Monday, July 21, 2008

Rate Watch

Mortgage rates rise to highest levels of the year

This time last week, things weren’t looking to bad for borrowers. Mortgage rates had been down for 3 out of the last 4 weeks. Although the economy looked to be floundering, it was a great time to lock in rates. Oh, what a difference a week makes? Mortgage rates have now moved to their highest level in 3 years. It was the largest 1 week increase we have seen all year. According to Bankrate.com’s overnight average, the 30-year fixed rate mortgage moved from last week’s average of 6.09 percent to an astonishing 6.42 percent. Other popular products did not fair any better. The 15-year fixed rate mortgage rose to 5.94 percent, up from 5.63 percent, and the 5-year Adjustable Rate mortgage rose to 5.85 percent, up from 5.51 percent.


Although, the initial problems caused by Fannie Mae and Freddie Mac had helped mortgage rates, the pressure from inflation was too much for investors to ignore. Both the Producer Price Index (PPI) and the Consumer Price Index (CPI) posted big inflation numbers. PPI posted the highest inflation number since 1981 at 1.8%, and CPI reported inflation at 1.1 percent, up from .6%. These big numbers caused many pundits on Wall Street to increase their calls for the Fed to raise interest rates.


Besides inflation, it appears that the economy is not doing as poorly as thought. Even though Fannie Mae and Freddie Mac are a problem, other financial institutions outperformed expectations last week. Wells Fargo, Chase, and other posted better than expected performance in the 2nd quarter. Also, the Retail Sales report came in better than expected.
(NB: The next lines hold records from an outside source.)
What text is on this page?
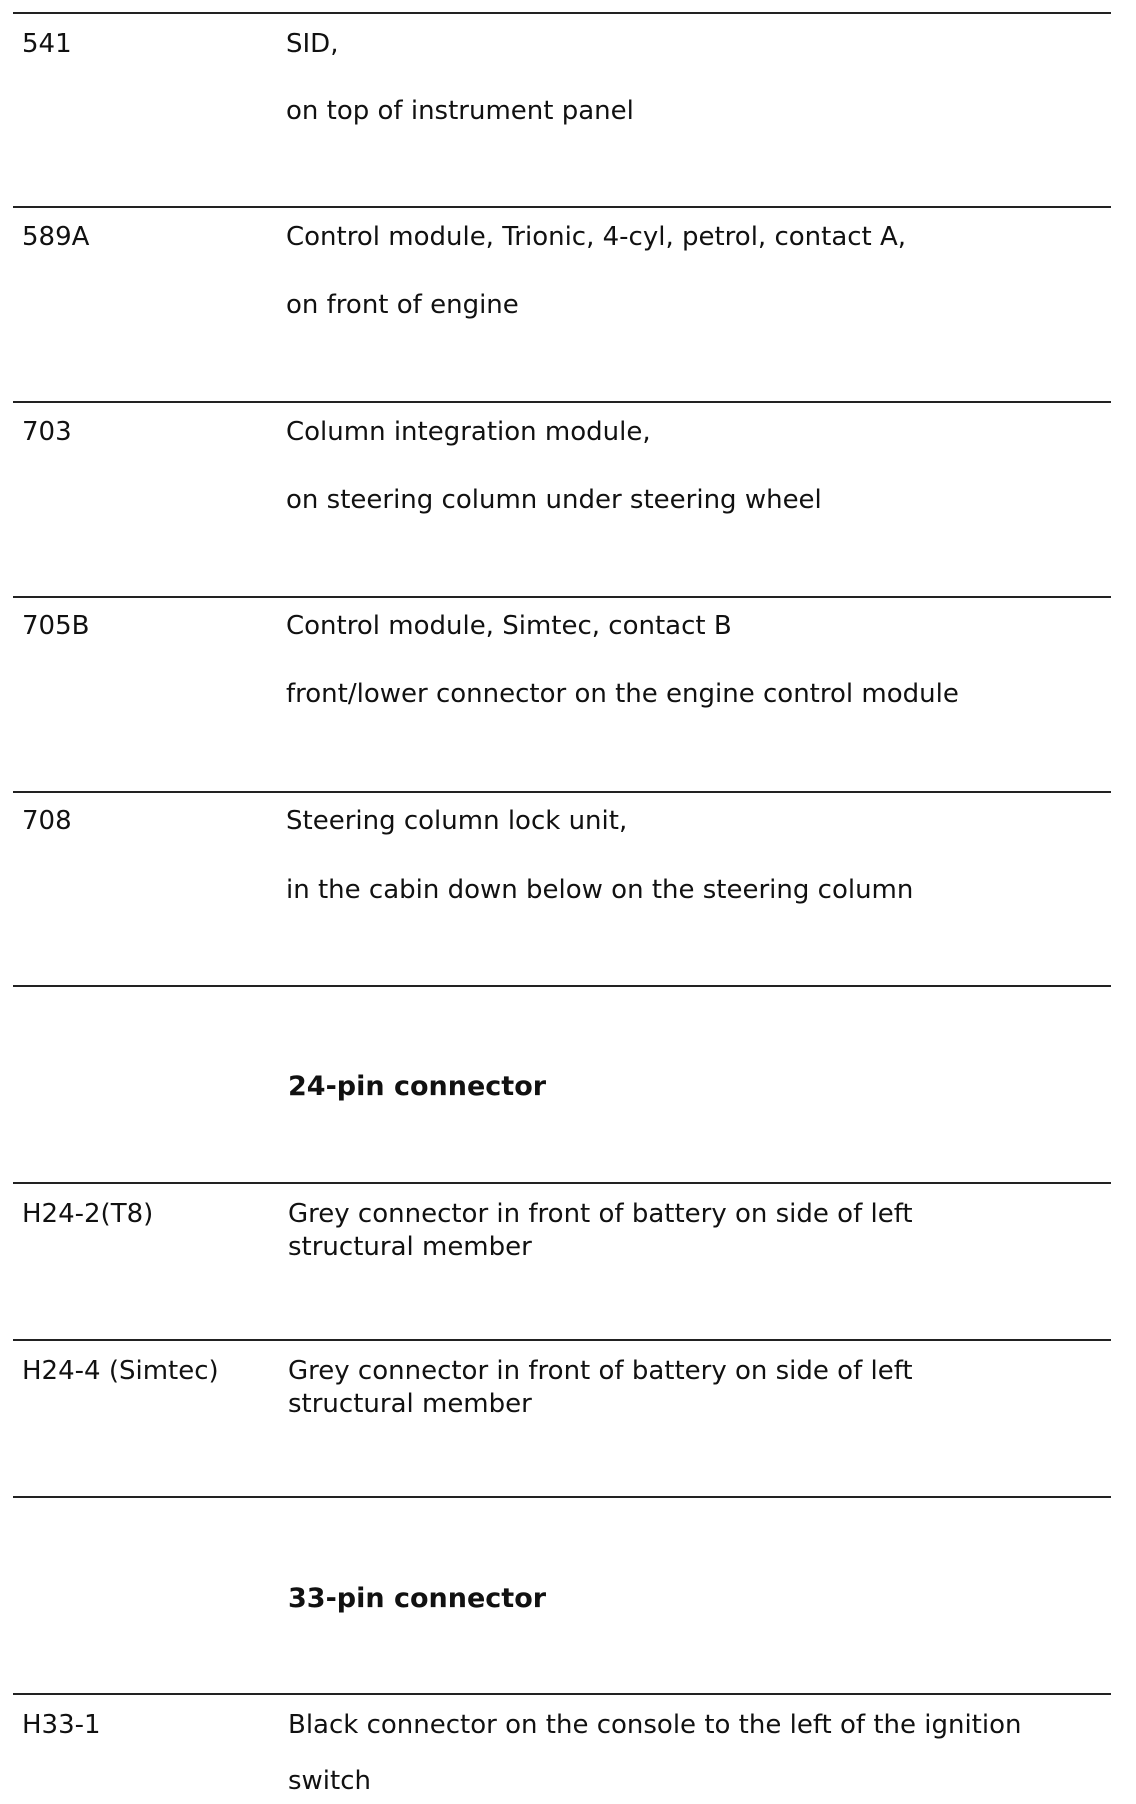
541	SID,
on top of instrument panel
589A	Control module, Trionic, 4-cyl, petrol, contact A,
on front of engine
703	Column integration module,
on steering column under steering wheel
705B	Control module, Simtec, contact B
front/lower connector on the engine control module
708	Steering column lock unit,
in the cabin down below on the steering column
24-pin connector
H24-2(T8)	Grey connector in front of battery on side of left structural member
H24-4 (Simtec)	Grey connector in front of battery on side of left structural member
33-pin connector
H33-1	Black connector on the console to the left of the ignition
switch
This week the volatility is expected to continue. Although there is little economic data to help allay inflation fears, the stock market could help push mortgage rates back down. If the stock market falters, it could ignite a flight to quality, which will no doubt benefit mortgage rates. Also, oil prices fell off a little last week, if this becomes a trend, then inflation fears might subside. If neither of these events happen, mortgage rates may continue to increase.